Es impresionante como al investigar un asesinato, el detective debe tomar en cuenta tantas cosas, desde cosas tan obvias como lo son el revisar el lugar de los hechos, las llamadas, el auto hasta cosas tan insignificantes como es el olor del perfume que el asesino usaba, lo que este significa, etc. Cada día que pasa en la historia van surgiendo mas pistas que llegan a confundir al detective, tanto así que debe repasar todo el caso de nuevo e imaginarse cómo es que realmente sucedieron los hechos, es tanta su confusión de que llega a tener hasta 7 sospechosos, y decide investigar sobre las balas de plata, porque se usan y toda la historia que hay detrás de ellas para poder hallar al culpable.

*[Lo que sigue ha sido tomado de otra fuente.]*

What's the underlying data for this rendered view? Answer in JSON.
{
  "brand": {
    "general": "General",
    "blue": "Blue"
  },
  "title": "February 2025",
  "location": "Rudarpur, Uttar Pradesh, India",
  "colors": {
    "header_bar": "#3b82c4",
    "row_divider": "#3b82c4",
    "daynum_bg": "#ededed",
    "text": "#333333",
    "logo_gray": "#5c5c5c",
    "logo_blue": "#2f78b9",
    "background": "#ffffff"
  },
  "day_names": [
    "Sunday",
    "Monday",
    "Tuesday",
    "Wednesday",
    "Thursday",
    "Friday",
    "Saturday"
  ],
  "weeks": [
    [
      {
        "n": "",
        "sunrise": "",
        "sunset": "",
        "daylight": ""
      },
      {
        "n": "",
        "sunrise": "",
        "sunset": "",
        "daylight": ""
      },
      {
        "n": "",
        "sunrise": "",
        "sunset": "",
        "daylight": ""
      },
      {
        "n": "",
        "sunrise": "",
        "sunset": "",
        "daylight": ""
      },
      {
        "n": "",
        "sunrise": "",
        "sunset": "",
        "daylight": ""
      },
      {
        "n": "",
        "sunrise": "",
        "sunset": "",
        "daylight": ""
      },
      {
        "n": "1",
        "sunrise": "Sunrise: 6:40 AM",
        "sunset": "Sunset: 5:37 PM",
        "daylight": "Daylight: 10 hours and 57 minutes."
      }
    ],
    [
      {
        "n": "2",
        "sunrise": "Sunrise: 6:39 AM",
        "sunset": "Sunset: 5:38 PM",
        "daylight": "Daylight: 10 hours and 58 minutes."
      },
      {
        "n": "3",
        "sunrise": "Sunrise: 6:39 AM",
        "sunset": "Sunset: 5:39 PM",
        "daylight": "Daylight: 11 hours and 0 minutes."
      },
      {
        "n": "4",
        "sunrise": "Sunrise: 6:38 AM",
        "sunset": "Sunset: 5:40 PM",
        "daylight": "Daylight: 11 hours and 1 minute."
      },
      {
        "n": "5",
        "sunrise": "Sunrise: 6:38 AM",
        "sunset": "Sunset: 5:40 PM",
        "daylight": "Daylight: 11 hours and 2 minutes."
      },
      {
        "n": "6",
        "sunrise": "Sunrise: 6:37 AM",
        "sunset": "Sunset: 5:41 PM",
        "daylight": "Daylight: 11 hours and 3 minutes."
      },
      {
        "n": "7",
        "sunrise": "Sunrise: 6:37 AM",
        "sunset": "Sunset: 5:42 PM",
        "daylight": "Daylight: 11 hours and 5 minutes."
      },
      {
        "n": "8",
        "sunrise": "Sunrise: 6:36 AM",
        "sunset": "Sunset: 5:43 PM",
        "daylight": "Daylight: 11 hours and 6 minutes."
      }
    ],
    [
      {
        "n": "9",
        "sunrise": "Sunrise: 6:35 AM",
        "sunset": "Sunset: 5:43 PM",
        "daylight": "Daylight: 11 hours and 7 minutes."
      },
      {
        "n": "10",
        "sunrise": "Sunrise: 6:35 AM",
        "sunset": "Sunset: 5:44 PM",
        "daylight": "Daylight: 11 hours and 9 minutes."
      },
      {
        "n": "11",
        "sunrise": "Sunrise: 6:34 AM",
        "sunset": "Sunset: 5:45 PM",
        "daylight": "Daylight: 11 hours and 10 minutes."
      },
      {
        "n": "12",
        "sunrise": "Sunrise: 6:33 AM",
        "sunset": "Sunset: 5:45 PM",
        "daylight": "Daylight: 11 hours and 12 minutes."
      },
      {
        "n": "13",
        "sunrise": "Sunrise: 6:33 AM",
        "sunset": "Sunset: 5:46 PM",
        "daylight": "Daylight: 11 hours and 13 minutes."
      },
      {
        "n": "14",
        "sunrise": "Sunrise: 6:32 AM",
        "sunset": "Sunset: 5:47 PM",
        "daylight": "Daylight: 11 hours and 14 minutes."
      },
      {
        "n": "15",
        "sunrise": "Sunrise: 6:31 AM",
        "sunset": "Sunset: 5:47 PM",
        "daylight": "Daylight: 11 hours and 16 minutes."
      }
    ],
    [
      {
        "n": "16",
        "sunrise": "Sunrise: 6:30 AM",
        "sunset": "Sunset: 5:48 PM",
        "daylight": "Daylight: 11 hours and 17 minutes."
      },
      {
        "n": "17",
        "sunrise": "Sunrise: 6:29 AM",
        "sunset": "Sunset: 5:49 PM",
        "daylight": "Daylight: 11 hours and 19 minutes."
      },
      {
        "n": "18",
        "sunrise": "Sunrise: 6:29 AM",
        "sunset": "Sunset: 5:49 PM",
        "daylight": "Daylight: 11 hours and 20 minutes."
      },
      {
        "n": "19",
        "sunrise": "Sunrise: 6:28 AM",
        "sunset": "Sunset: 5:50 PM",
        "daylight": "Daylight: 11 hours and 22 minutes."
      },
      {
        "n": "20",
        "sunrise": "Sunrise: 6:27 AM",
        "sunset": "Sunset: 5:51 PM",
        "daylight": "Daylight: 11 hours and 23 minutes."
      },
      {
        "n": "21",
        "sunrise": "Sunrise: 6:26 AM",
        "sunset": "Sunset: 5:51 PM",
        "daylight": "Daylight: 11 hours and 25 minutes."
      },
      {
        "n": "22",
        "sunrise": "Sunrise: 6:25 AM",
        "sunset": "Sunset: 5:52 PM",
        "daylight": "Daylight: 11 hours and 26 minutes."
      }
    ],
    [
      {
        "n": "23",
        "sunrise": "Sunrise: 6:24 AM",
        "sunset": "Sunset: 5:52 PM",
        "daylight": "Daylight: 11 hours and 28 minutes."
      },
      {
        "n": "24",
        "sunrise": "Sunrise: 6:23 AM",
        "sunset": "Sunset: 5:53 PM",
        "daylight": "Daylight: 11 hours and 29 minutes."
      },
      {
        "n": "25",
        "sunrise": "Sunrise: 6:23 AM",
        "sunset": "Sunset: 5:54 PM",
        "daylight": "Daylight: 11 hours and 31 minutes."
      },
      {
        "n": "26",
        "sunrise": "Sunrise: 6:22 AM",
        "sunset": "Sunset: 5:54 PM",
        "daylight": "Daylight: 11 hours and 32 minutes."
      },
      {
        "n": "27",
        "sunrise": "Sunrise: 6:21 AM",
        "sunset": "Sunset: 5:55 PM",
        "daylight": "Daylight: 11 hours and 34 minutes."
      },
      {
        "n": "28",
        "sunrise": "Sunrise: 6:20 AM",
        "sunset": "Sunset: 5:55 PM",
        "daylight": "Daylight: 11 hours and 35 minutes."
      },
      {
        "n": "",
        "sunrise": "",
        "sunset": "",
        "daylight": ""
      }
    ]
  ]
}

La historia está llena de incertidumbre, no se sabe lo que va a pasar al otro día, hasta yo llegue a pensar que el detective Edgar no viviría para contar lo que vivió al estar al mando de toda la investigación, por tantos enemigos que se ganó con el caso de Bruno. Además se van desencadenando incidentes misteriosos, acusaciones, muertes y hasta suicidios de personas importantes en la historia que lo hace más atractivo y te hace leer el libro hasta su fin.